Sudah agak lama nih hiatus dari
dunia blog ngeblog, cukup lama untuk dikatakan sebagai penulis yang kurang
(atau tidak) produktif. Banyak alasan yang bisa digunakan untuk menjelaskan
ketidak produktifan ini, tapi well, mungkin harus mulai kumasukin ke list
Bara’s rule, bahwasanya Bara’s rules number one, “A lame excuse is only for losers”
Ok, untuk tulisan kali ini aku
akan kubahas tentang event yang baru saja aku ikut serta, IndonesiaMUN (IMUN)
2011 yang diselenggarakan di UI. Event kompetisi simulasi sidang PBB (Model of
United Nations) ini telah mempunyai tempat sendiri dalam hidupku sebagai
mahasiswa. Pertama kali aku mengikuti
IMUN tahun lalu, I was fall in love with MUN, yang mana semenjak itu MUN
menjadi salah satu hal yang aku mendedikasikan waktu dan tenaga untuknya, Tahun
ini alhamdulillah dapet kesempatan untuk mengikuti IMUN untuk kedua kalinya,
while IMUN 2010 becoming the most memorable IMUN for me, IMUN 2011 menjadi IMUN
paling applausible, kalau IMUN 2010 itu diadain untuk membuat aku jatuh cinta
sama MUN, IMUN 2011 diadain untuk membuat aku menyadari seberapa mengerikannya
MUN, kalau aq mendiskripsikan IMUN 2010
dengan “Enjoyable MUN experience” , aku harus mendeskripsikan IMUN 2011
sebagai, “intensely fun MUN learning experience” dan kalau ditanya mana pengalaman yang lebih
useful untukku kedepannya, aku akan jawab, “IMUN 2011”
IMUN 2011 buatku was a bitter
sweet experience, kembali sebagai delegate of USA, di komite yang sama dengan
tahun sebelumnya ASEAN Regional Forum dengan double delegates membuat beban
yang kupikul makin berat, terutama sebagai Best Delegate tahun 2010, dan beban
sebagai partner yg lebih berpengalaman untuk memberikan pengalaman terbaik bagi
partner yg kupilih untuk maju bersama di kompetisi ini, beban untuk mengulangi
kesuksesan partner terdahulu, dan mempertahankan gelar juara ini akhirnya
membuat beban yang dipikul overpower kepercayaan diri yang diperoleh dari
pengalaman sebelumnya, belum lagi ketika aku sadar, bahwasanya banyak orang
hebat berpengelaman dari IMUN tahun lalu (seterusnya akan disebut : Monsters)
ternyata turun gunung kembali untuk berkompetisi di ajang IMUN tahun ini, dan
kita semua kebetulan akan bersaing dikomite yang sama.
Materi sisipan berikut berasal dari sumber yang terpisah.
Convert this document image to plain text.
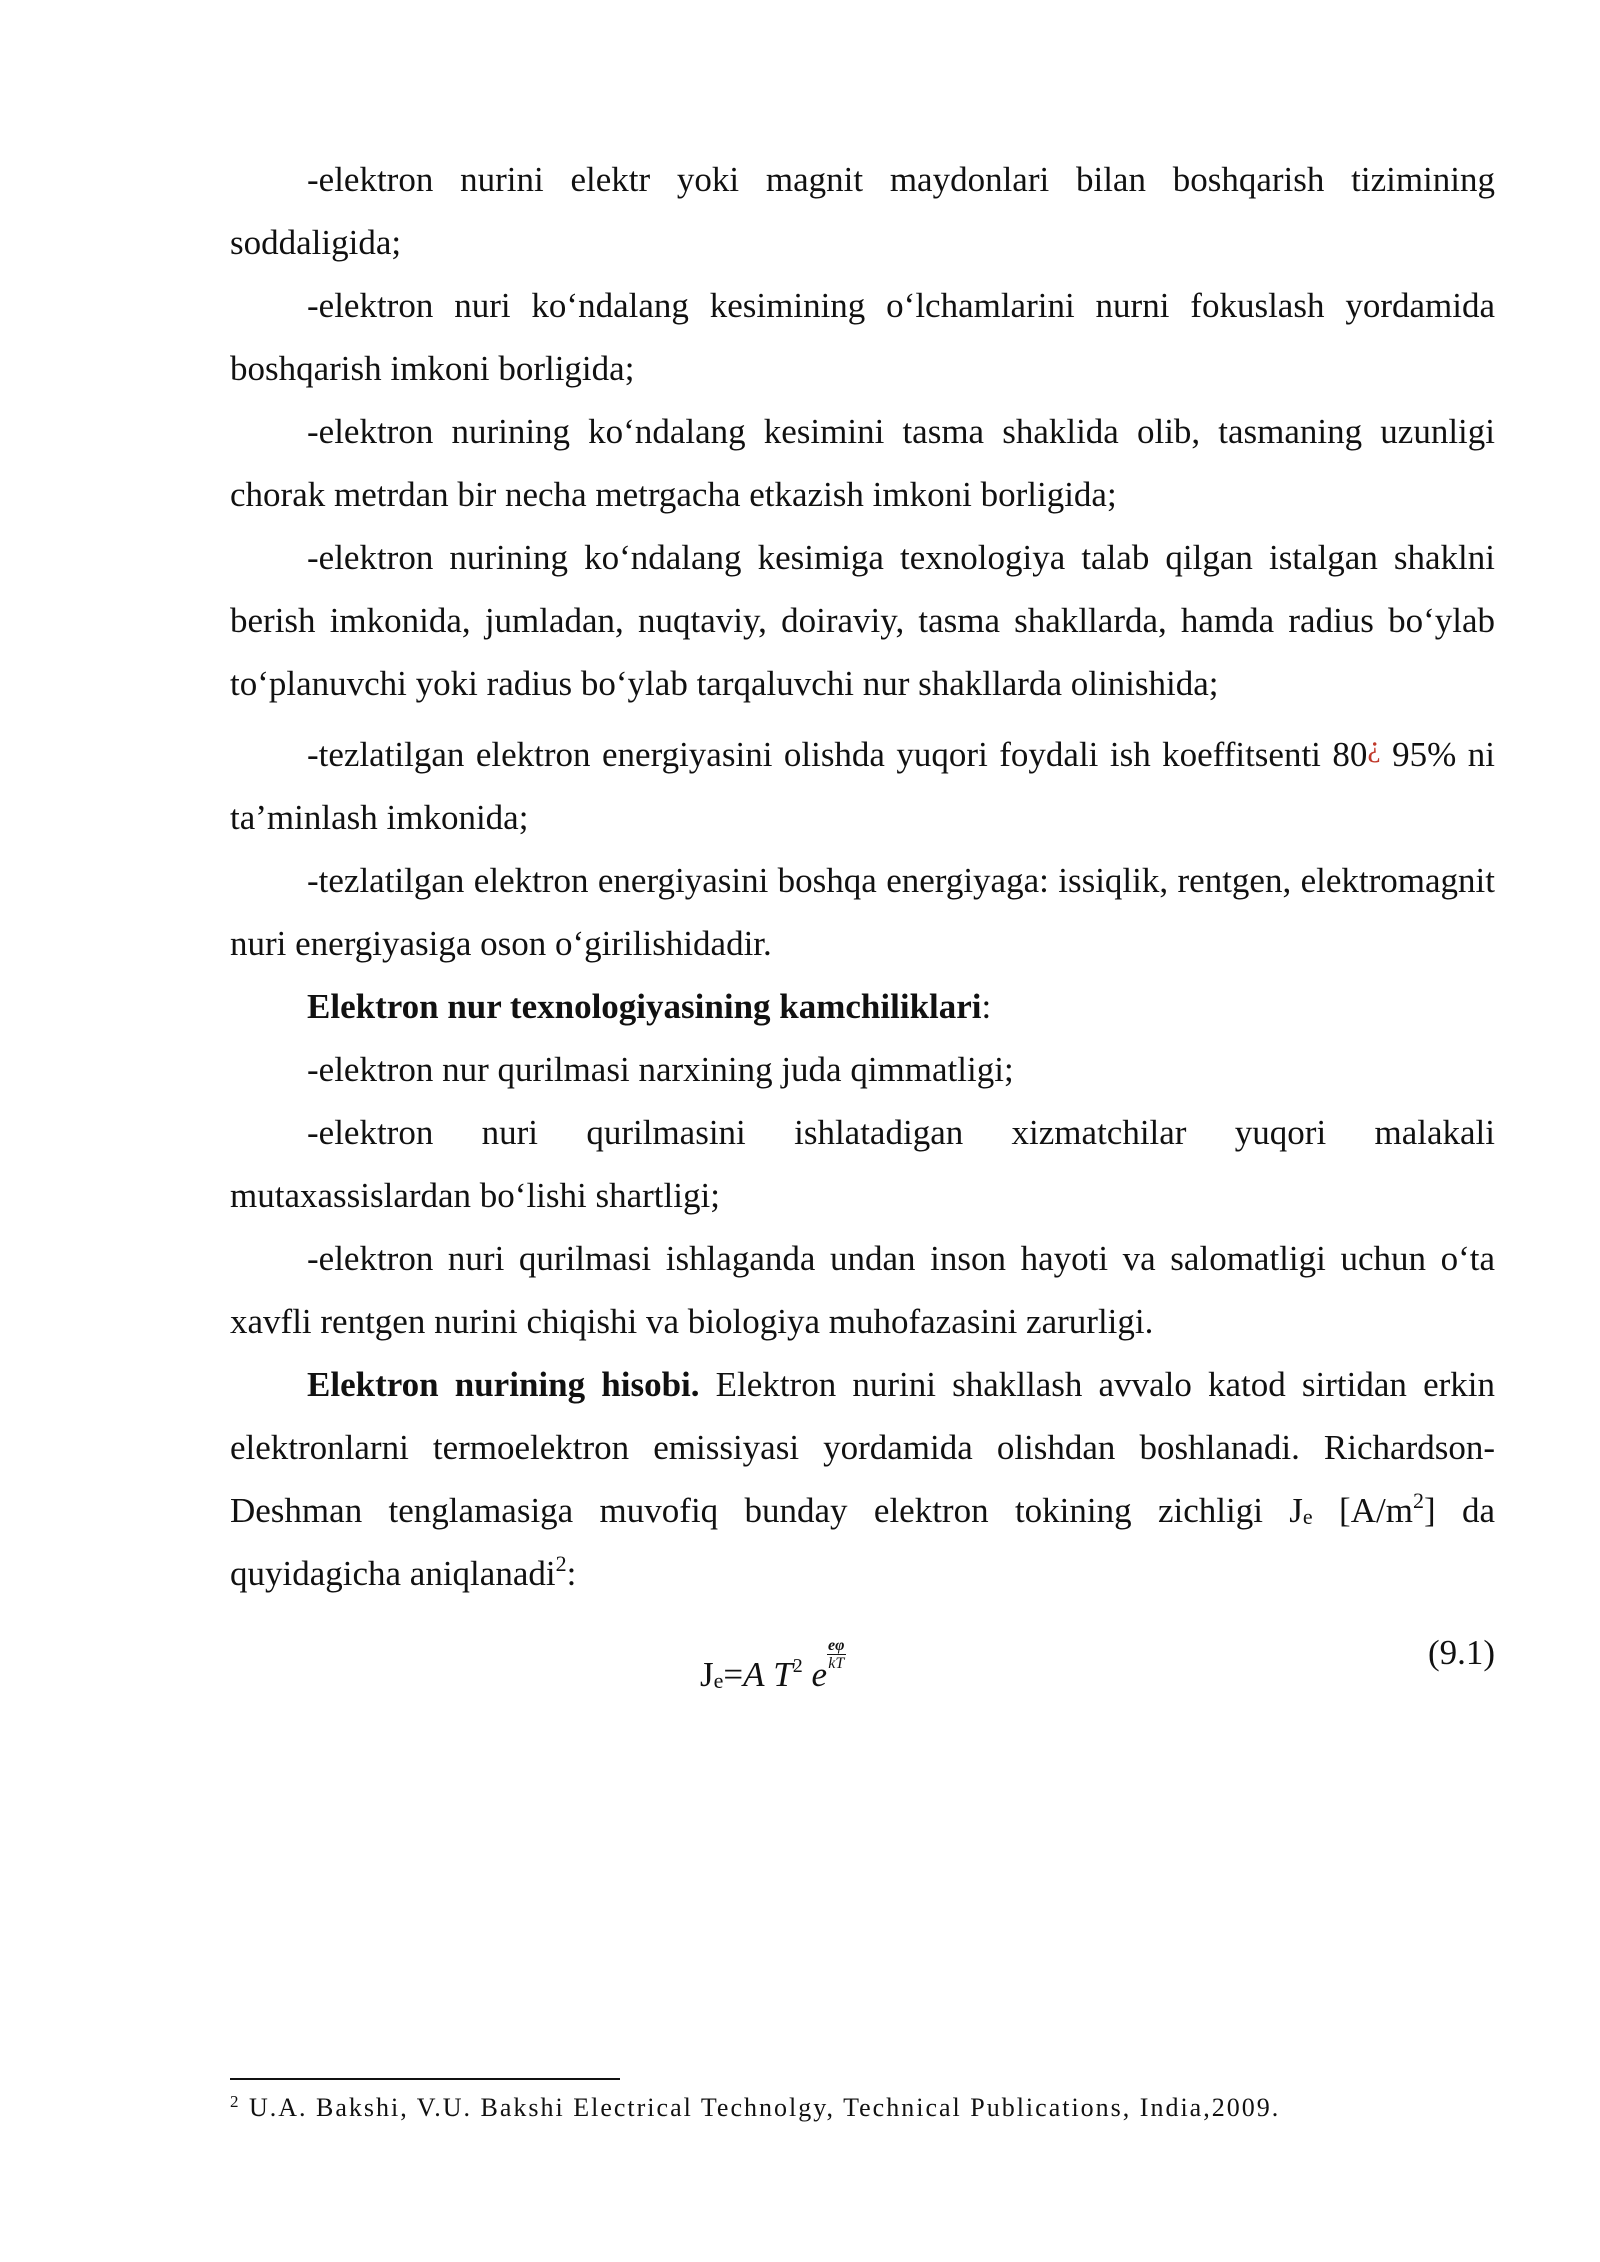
-elektron nurini elektr yoki magnit maydonlari bilan boshqarish tizimining soddaligida;

-elektron nuri ko‘ndalang kesimining o‘lchamlarini nurni fokuslash yordamida boshqarish imkoni borligida;

-elektron nurining ko‘ndalang kesimini tasma shaklida olib, tasmaning uzunligi chorak metrdan bir necha metrgacha etkazish imkoni borligida;

-elektron nurining ko‘ndalang kesimiga texnologiya talab qilgan istalgan shaklni berish imkonida, jumladan, nuqtaviy, doiraviy, tasma shakllarda, hamda radius bo‘ylab to‘planuvchi yoki radius bo‘ylab tarqaluvchi nur shakllarda olinishida;

-tezlatilgan elektron energiyasini olishda yuqori foydali ish koeffitsenti 80¿ 95% ni ta’minlash imkonida;

-tezlatilgan elektron energiyasini boshqa energiyaga: issiqlik, rentgen, elektromagnit nuri energiyasiga oson o‘girilishidadir.

Elektron nur texnologiyasining kamchiliklari:

-elektron nur qurilmasi narxining juda qimmatligi;

-elektron nuri qurilmasini ishlatadigan xizmatchilar yuqori malakali mutaxassislardan bo‘lishi shartligi;

-elektron nuri qurilmasi ishlaganda undan inson hayoti va salomatligi uchun o‘ta xavfli rentgen nurini chiqishi va biologiya muhofazasini zarurligi.

Elektron nurining hisobi. Elektron nurini shakllash avvalo katod sirtidan erkin elektronlarni termoelektron emissiyasi yordamida olishdan boshlanadi. Richardson-Deshman tenglamasiga muvofiq bunday elektron tokining zichligi $J_e$ [A/m$^2$] da quyidagicha aniqlanadi$^2$:

$J_e=A$ $T^2$ e
$\frac{e\varphi}{kT}$	(9.1)
$^2$ U.A. Bakshi, V.U. Bakshi Electrical Technolgy, Technical Publications, India,2009.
Knowing their incredible
skills, and experiences membuat pressure yang ada jadi semakin berat untuk
dipikul. From that moment on, aq sadar, bahwasanya konferensi tahun ini akan
jadi kompetisi yang berat, dan somehow I got a feeling that it will not end
well for me, and in fact that prophecy of mine, came true in the end.
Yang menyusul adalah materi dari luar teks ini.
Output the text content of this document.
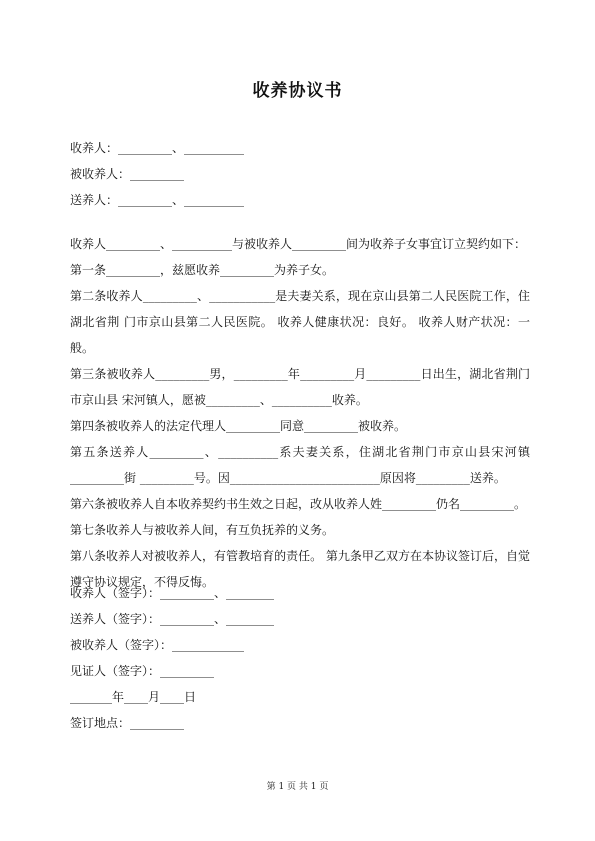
收养协议书
收养人：_________、__________
被收养人：_________
送养人：_________、__________
收养人_________、__________与被收养人_________间为收养子女事宜订立契约如下：
第一条_________，兹愿收养_________为养子女。
第二条收养人_________、___________是夫妻关系，现在京山县第二人民医院工作，住湖北省荆 门市京山县第二人民医院。 收养人健康状况：良好。 收养人财产状况：一般。
第三条被收养人_________男，_________年_________月_________日出生，湖北省荆门市京山县 宋河镇人，愿被_________、__________收养。
第四条被收养人的法定代理人_________同意_________被收养。
第五条送养人_________、__________系夫妻关系，住湖北省荆门市京山县宋河镇_________街 _________号。因_________________________原因将_________送养。
第六条被收养人自本收养契约书生效之日起，改从收养人姓_________仍名_________。
第七条收养人与被收养人间，有互负抚养的义务。
第八条收养人对被收养人，有管教培育的责任。 第九条甲乙双方在本协议签订后，自觉遵守协议规定，不得反悔。
收养人（签字）：_________、________
送养人（签字）：_________、________
被收养人（签字）：____________
见证人（签字）：_________
_______年____月____日
签订地点：_________
第 1 页 共 1 页
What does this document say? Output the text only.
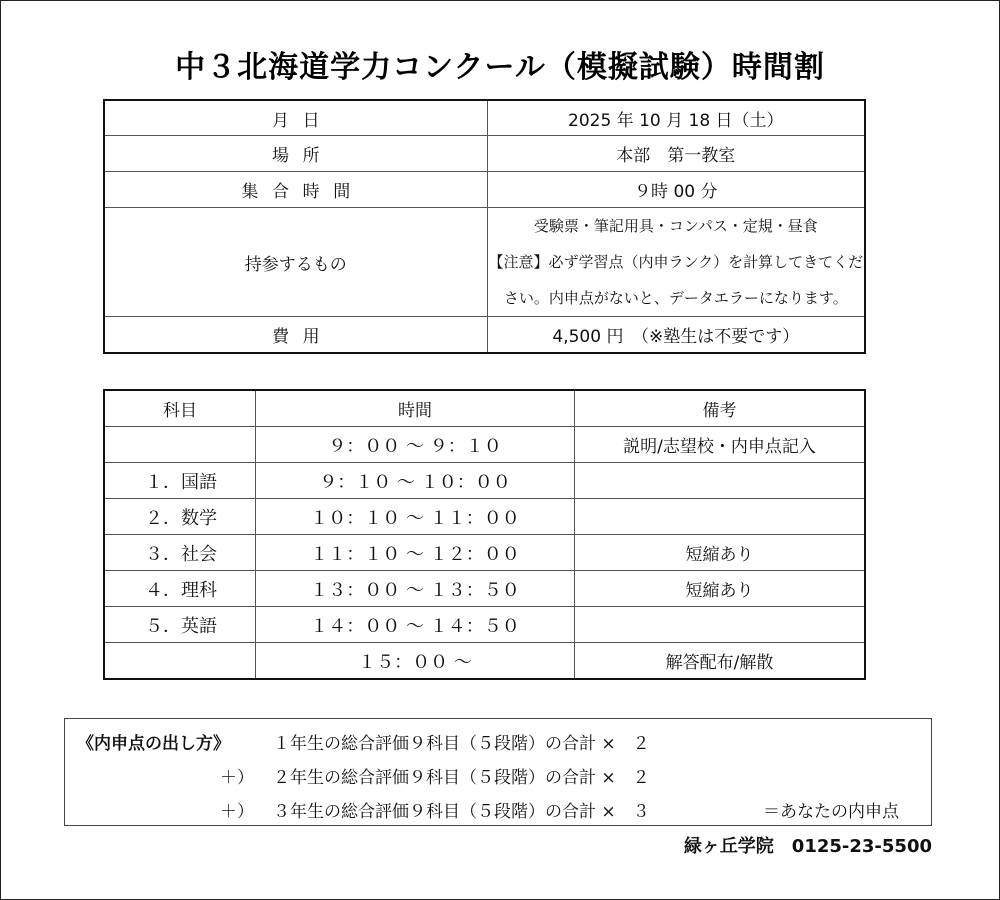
中３北海道学力コンクール（模擬試験）時間割
月日	2025 年 10 月 18 日（土）
場所	本部　第一教室
集合時間	９時 00 分
持参するもの	受験票・筆記用具・コンパス・定規・昼食
【注意】必ず学習点（内申ランク）を計算してきてくだ
さい。内申点がないと、データエラーになります。

費用	4,500 円　（※塾生は不要です）
科目	時間	備考
	９：００ ～ ９：１０	説明/志望校・内申点記入
１．国語	９：１０ ～ １０：００	
２．数学	１０：１０ ～ １１：００	
３．社会	１１：１０ ～ １２：００	短縮あり
４．理科	１３：００ ～ １３：５０	短縮あり
５．英語	１４：００ ～ １４：５０	
	１５：００ ～	解答配布/解散
《内申点の出し方》	１年生の総合評価９科目（５段階）の合計 ×　２
＋） ２年生の総合評価９科目（５段階）の合計 ×　２
＋） ３年生の総合評価９科目（５段階）の合計 ×　３	＝あなたの内申点
緑ヶ丘学院　0125-23-5500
After three days of competition
I’m doing my better day by day selama kompetisi, i think i perform well, but it
was not enough, the fact that I didn’t do my best selama kompetisi, membuat aku
harus menelan pil obat yang cukup pahit untuk ditelan tanpa menggunakan segelas
susu. Sadar bahwasanya ada kompetisi yang tidak bisa dimenangkan, membuatku
mencari fighting ground dimana aq masih punya kesempatan, juara 3 atau yang
biasa disebut dengan hoourable mention memang jadi sasaran dan targetku semenjak
hari kedua, fighting hard untuk memperoleh tempat di urutan ketiga, dengan
berusaha untuk memasukkan semua kepentingan dan goal kedalam resolusi final,
yang mana berhasil dilakukan ternyata tidak menjamin untuk menempatkan diri di
podium ketiga, dimana juri (chair persons dalam MUN) ternyata mempunyai
penilaian yang berbeda, in the end, podium ketigapun harus direlakan pada
delegate of China, whom also had a great influence throughout the conference.
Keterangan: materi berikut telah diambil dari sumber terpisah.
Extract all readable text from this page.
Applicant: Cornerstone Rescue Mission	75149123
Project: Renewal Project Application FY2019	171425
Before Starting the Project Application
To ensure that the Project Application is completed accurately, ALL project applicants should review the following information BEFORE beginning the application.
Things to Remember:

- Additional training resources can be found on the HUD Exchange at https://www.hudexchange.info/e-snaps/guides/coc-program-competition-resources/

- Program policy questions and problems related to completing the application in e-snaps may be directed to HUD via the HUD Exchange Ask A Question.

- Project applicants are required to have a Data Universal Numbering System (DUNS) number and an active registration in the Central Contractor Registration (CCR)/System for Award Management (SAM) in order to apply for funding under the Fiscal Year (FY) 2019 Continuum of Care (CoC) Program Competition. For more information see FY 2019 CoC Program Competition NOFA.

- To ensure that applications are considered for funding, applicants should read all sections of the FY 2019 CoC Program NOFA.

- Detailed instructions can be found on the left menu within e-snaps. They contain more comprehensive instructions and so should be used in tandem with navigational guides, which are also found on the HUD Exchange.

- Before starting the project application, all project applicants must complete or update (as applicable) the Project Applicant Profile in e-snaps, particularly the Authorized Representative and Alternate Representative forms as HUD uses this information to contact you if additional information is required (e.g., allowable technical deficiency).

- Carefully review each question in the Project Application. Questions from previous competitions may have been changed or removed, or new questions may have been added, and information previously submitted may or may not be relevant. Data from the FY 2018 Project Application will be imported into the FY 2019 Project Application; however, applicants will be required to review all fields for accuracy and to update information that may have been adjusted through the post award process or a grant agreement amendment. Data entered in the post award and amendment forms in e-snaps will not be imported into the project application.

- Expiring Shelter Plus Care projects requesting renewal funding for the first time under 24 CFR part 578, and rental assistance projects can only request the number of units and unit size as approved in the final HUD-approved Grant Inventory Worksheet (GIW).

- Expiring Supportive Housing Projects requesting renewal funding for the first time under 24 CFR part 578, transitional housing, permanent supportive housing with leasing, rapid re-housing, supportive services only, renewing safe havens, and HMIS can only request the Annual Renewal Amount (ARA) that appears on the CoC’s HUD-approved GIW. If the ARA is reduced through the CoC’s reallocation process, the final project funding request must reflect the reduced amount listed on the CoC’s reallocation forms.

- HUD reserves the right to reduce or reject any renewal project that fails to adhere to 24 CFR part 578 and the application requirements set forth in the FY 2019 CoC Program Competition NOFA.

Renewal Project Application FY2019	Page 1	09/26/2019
Lost from great persons that I admire, made the lost was more acceptable to me.
Tapi gak ada kekalahan yang menyenangkan atau mudah diterima, terutama ketika
kita membawa beban2 dan kepercayaan serta tahu bahwasanya kita bisa jadi lebih
baik lagi. It was a shocking experience to me, menyakitkan, dan menyesakkan,
the failure untuk tetap meninggikan nama UGM dan mempertahankan gelar juara,
juga tanggungan yang ku bawa sebagai partner leave a tremendous pressure during
the closing ceremony, seakan2 semua beban yang dipikul itu diangkat
tinggi-tinggi dan dijatuhkan dengan keras ke bawah, I was falling, and I was
falling hard. Untuk sementara waktu I’m lost di tengah tengah gemuruh tepuk
tangan dan sorakan-sorakan ketika nama-nama pemenang diumumkan, banyak pikiran
yang melintas di kepala, sambil tetap berusaha tersenyum dan tetap bertepuk
tangan meramaikan suasana, dalam kenyataannya, i was at the shocking state,
sedang berusaha untuk memastikan wheter it is a real or not. The feeling yang
ku rasakan waktu itu hanya bisa dirasakan oleh mereka yang pernah merasakan the
taste of losing, tapi setelah mengumpulkan kembali semangat diri, dan fokus pada acara malam itu, serta
berusaha menerima kenyataan yang ada, akhirnya aku sadar bahwa kekalahan itu
bukanlah sebuah akhir, this is the beggining, kekalahan pada malam itu adalah
sebuah anugrah, setelah itu aku langsung
memutuskan untuk keluar dari venue, pulang lebih dulu untuk berkumpul bersama
teman2 sebagai hiburan dan mengevaluasi diri sendiri.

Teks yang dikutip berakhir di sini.